In text, responders are able to hop out of a conversation, focus on some investigation or action, hop back in, and quickly catch up due to the presence of scroll back. In verbal comms, responders check-out to do some work and lose track of the conversation resulting in a lot of repeating.
Responders never all show up simultaneously. Often they have to be pulled in mid-incident. The power of the chat log really comes through here as latecomers get an automatic up-to-the-second sitrep. “Reading scrollback” is our standard entrance letting everyone know someone new has engaged and needs a minute to catch up. Even in cases when a quick briefing to a newcomer is necessary, one person can break off into a separate channel or in private message without having to disengage from the main conversation.
Other kinds of text sidebars are of course useful in incident responses. For example, emotions run high during outages and occasionally you have to ask someone to cool their jets. This is done quickly and effectively in private chat message without embarrassing them in front of the rest of the team.
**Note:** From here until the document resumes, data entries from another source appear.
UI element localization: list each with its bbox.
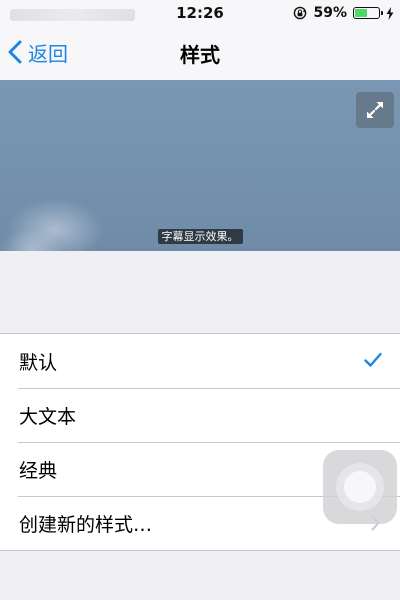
subtitle-preview: 字幕显示效果。	[0, 80, 400, 251]
subtitle-text: 字幕显示效果。	[157, 229, 243, 244]
style-label: 大文本	[19, 405, 77, 428]
battery-icon	[353, 7, 383, 19]
battery-fill	[355, 9, 367, 17]
status-bar: 12:26 59%	[0, 0, 400, 28]
style-label: 创建新的样式…	[19, 513, 153, 536]
assistive-touch-button[interactable]	[323, 450, 397, 524]
navigation-bar: 返回 样式	[0, 28, 400, 80]
expand-icon	[367, 102, 383, 118]
status-right: 59%	[293, 4, 394, 22]
screen: 12:26 59% 返回 样式 字幕显示效果。 默认 大文本 经典 创建新的样式…	[0, 0, 400, 600]
style-row-large-text[interactable]: 大文本	[0, 388, 400, 442]
top-bar: 12:26 59% 返回 样式	[0, 0, 400, 81]
checkmark-icon	[364, 352, 382, 367]
fullscreen-button[interactable]	[356, 92, 394, 128]
rotation-lock-icon	[294, 6, 307, 20]
page-title: 样式	[180, 43, 220, 67]
style-label: 默认	[19, 351, 58, 374]
charging-bolt-icon	[386, 6, 394, 20]
style-label: 经典	[19, 459, 58, 482]
assistive-touch-center	[344, 471, 376, 503]
style-row-default[interactable]: 默认	[0, 334, 400, 388]
subtitle-sample: 字幕显示效果。	[0, 225, 400, 244]
battery-percent: 59%	[313, 5, 347, 21]
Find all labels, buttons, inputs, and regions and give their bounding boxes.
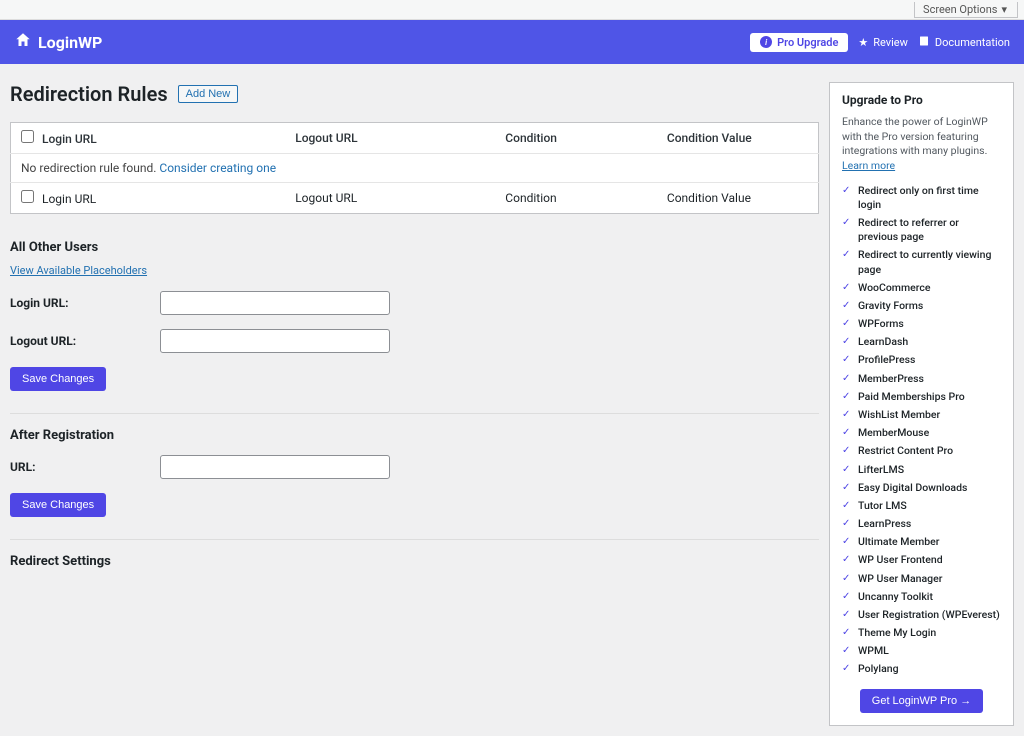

At Linden Lab, we use a designated Incident Commander to orchestrate incident responses. Chat systems give an easy way to flag whoever is running the show by chat handle and/or in the channel topic. Anyone jumping in knows immediately who is in charge without having to distract the response team by asking.
Running an incident response in a chat channel is also an incredibly effective way of passively disseminating information to a wide audience. A large number of people can quietly lurk in a chat channel unlike in a physical space. More formal status updates to various parties, like support, are of course sometimes necessary but enabling those parties to follow along in real time gives them context that would not otherwise be conveyed in a terse status report.
As a final bonus, we are able to respond to a problem at peak efficiency regardless of where anyone is at that moment. Issues don’t wait for office hours to crop up. Being a distributed team, this is really our only option, but it rocks that being distributed is an advantage in incident response.
The benefits of chat-based incident responses don’t end with the incident though. Having a detailed log of events is invaluable in conducting postmortems. People have a terrible memories, especially during high stress events. The log gives a history of events with precise times that could never be achieved by relying on responders' recollections.
Likewise, the chat log for an incident is potent teaching tool. New hires can use them to learn about the particulars and eccentricities of systems in a way that is rarely captured in documentation or direct instruction. But in general, the log gives a remarkably clear picture of what went right and what went wrong in an incident response, letting the team better iterate and improve on their process over time.
Chat-based incident response isn’t easy. It requires group discipline and commitment as it runs counter to our instincts about communication. It can be nerve-racking for newcomers to the practice. Not everyone can hack it. Extremely smart people can and do wash out from not being able to keep up. But when it works it is a wondrous thing to behold, a ballet in a war zone, beautiful, terrifying, and glorious.